Educación basada en el lugar: enfoques y prácticas educativas para el desarrollo sustentable

El aprendizaje basado en el lugar dice relación con enfoques que dirijan la atención de los estudiantes hacia los fenómenos, problemáticas y desafíos locales, considerando diversos aspectos socio-ambientales. Su propósito se puede resumir en el desarrollo de un profundo conocimiento del mundo que los rodea y de la relación simbiótica que existe con él.

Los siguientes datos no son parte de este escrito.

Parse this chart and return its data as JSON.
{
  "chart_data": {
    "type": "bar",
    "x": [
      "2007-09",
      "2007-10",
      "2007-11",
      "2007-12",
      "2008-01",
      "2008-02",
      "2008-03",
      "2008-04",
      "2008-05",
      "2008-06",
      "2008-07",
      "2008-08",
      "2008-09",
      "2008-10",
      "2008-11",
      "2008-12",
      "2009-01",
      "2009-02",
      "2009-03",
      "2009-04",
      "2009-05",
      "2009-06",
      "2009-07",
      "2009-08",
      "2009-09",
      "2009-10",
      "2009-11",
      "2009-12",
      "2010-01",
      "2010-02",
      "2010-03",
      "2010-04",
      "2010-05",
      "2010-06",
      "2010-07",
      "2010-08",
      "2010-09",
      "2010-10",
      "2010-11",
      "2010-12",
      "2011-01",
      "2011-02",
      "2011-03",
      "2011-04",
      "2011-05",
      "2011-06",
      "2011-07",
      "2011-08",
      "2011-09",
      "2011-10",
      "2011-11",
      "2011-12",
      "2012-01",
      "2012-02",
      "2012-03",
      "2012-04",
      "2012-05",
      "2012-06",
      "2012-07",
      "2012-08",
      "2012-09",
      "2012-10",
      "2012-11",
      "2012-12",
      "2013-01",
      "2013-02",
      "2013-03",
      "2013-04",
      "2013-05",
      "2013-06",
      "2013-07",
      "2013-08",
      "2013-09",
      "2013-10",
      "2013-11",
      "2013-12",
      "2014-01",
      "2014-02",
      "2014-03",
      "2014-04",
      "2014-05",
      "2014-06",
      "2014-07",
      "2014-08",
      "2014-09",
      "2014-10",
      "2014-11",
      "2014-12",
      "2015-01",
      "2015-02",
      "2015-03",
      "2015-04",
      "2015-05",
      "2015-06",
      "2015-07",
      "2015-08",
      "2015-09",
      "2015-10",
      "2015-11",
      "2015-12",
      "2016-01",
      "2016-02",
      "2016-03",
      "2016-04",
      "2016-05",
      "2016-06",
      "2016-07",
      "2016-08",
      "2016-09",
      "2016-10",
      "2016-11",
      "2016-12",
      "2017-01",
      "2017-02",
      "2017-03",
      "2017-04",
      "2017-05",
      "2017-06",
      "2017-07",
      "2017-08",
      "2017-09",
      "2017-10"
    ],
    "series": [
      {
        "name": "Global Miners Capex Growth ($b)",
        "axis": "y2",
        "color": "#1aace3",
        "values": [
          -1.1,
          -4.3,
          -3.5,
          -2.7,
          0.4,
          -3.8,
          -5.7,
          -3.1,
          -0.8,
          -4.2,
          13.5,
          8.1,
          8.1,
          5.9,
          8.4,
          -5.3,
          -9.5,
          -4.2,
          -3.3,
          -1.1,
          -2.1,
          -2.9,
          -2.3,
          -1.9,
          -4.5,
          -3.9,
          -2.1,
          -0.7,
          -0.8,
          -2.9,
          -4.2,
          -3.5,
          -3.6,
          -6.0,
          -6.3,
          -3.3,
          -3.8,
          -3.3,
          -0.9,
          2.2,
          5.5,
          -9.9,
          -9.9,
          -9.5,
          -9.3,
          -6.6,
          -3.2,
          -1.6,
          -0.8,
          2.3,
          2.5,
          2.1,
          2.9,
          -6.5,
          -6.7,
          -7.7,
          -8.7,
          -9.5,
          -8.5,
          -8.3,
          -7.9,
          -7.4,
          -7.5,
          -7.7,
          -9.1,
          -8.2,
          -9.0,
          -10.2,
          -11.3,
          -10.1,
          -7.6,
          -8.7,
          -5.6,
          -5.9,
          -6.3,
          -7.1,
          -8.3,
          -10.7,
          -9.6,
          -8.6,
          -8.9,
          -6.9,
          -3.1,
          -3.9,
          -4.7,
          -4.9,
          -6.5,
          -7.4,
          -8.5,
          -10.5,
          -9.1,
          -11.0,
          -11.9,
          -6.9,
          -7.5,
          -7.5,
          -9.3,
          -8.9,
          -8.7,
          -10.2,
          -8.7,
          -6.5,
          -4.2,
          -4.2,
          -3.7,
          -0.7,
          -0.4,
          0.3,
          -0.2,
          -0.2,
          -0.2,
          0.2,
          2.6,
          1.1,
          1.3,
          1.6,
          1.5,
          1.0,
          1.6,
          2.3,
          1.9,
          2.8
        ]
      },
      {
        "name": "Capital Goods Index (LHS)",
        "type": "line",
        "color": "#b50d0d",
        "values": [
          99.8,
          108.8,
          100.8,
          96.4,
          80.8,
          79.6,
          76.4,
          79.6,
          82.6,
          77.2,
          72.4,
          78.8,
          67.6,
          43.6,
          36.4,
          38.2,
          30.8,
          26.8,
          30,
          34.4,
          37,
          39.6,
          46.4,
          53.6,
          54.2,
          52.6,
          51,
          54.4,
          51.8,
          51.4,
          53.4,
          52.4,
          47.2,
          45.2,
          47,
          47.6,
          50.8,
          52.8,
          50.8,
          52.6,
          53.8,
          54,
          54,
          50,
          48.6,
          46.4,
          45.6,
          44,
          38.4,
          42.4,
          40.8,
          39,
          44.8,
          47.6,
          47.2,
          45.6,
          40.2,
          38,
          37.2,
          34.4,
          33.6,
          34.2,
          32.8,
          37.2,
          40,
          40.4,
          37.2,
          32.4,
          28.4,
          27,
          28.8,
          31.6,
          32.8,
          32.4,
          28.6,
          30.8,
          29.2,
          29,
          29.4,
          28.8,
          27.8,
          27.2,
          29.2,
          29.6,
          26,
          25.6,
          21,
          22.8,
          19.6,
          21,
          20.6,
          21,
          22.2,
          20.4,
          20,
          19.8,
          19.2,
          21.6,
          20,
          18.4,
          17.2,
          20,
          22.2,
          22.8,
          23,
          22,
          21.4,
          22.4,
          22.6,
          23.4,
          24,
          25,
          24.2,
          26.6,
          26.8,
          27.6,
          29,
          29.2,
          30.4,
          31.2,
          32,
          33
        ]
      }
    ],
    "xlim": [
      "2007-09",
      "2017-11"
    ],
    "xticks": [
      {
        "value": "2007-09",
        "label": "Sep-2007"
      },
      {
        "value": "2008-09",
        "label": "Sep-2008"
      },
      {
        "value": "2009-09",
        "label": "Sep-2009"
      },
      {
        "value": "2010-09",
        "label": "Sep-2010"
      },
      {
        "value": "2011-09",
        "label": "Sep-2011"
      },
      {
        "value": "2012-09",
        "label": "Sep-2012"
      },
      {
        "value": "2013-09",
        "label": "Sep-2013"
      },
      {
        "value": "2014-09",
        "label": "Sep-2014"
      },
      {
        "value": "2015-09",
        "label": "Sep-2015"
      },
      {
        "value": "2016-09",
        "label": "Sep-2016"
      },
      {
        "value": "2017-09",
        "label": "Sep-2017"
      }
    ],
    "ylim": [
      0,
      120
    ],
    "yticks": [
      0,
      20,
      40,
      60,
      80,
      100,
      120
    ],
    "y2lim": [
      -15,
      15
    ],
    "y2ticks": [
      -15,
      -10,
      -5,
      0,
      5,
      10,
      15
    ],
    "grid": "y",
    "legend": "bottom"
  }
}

Este enfoque educativo favorece el planteamiento y reflexión sobre cuestiones como las siguientes: ¿Cómo generar y aumentar el compromiso de estudiantes y docentes con sus localidades? ¿Qué impactos se generan en sus comunidades al promover aprendizajes con sentido? ¿Cómo la conciencia y aprecio por el territorio promueven actitudes hacia el buen vivir a nivel local, el aprendizaje a partir de conocimientos y saberes ancestrales, que equilibren individuo, comunidad y naturaleza? ¿Qué estrategias se han mostrado exitosas en la integración de enfoques locales no tradicionales de salud y espiritualidad que dialoguen, tensionen y alimenten el currículo? Para la implementación de la educación basada en el lugar existen una serie de desafíos institucionales, curriculares y logísticos, muchas veces complejos. Romper con la inercia de prácticas educativas desactualizadas y normalizadas, desafiar los sistemas de creencias respecto de la innovación educativa, el trabajo con los apoderados y comunidades externas al establecimiento, los temores, inseguridades y la falta de dominio disciplinar para enfrentar estos desafíos, cómo desarrollar habilidades, competencias y valores mediante estas prácticas, son solo algunas de las temáticas que pueden ser discutidas en este ámbito. En este sentido, la reflexión respecto de cómo enfoques educativos pueden aportar hacia un cambio de paradigma en los distintos niveles y tipos de educación serán de gran aporte.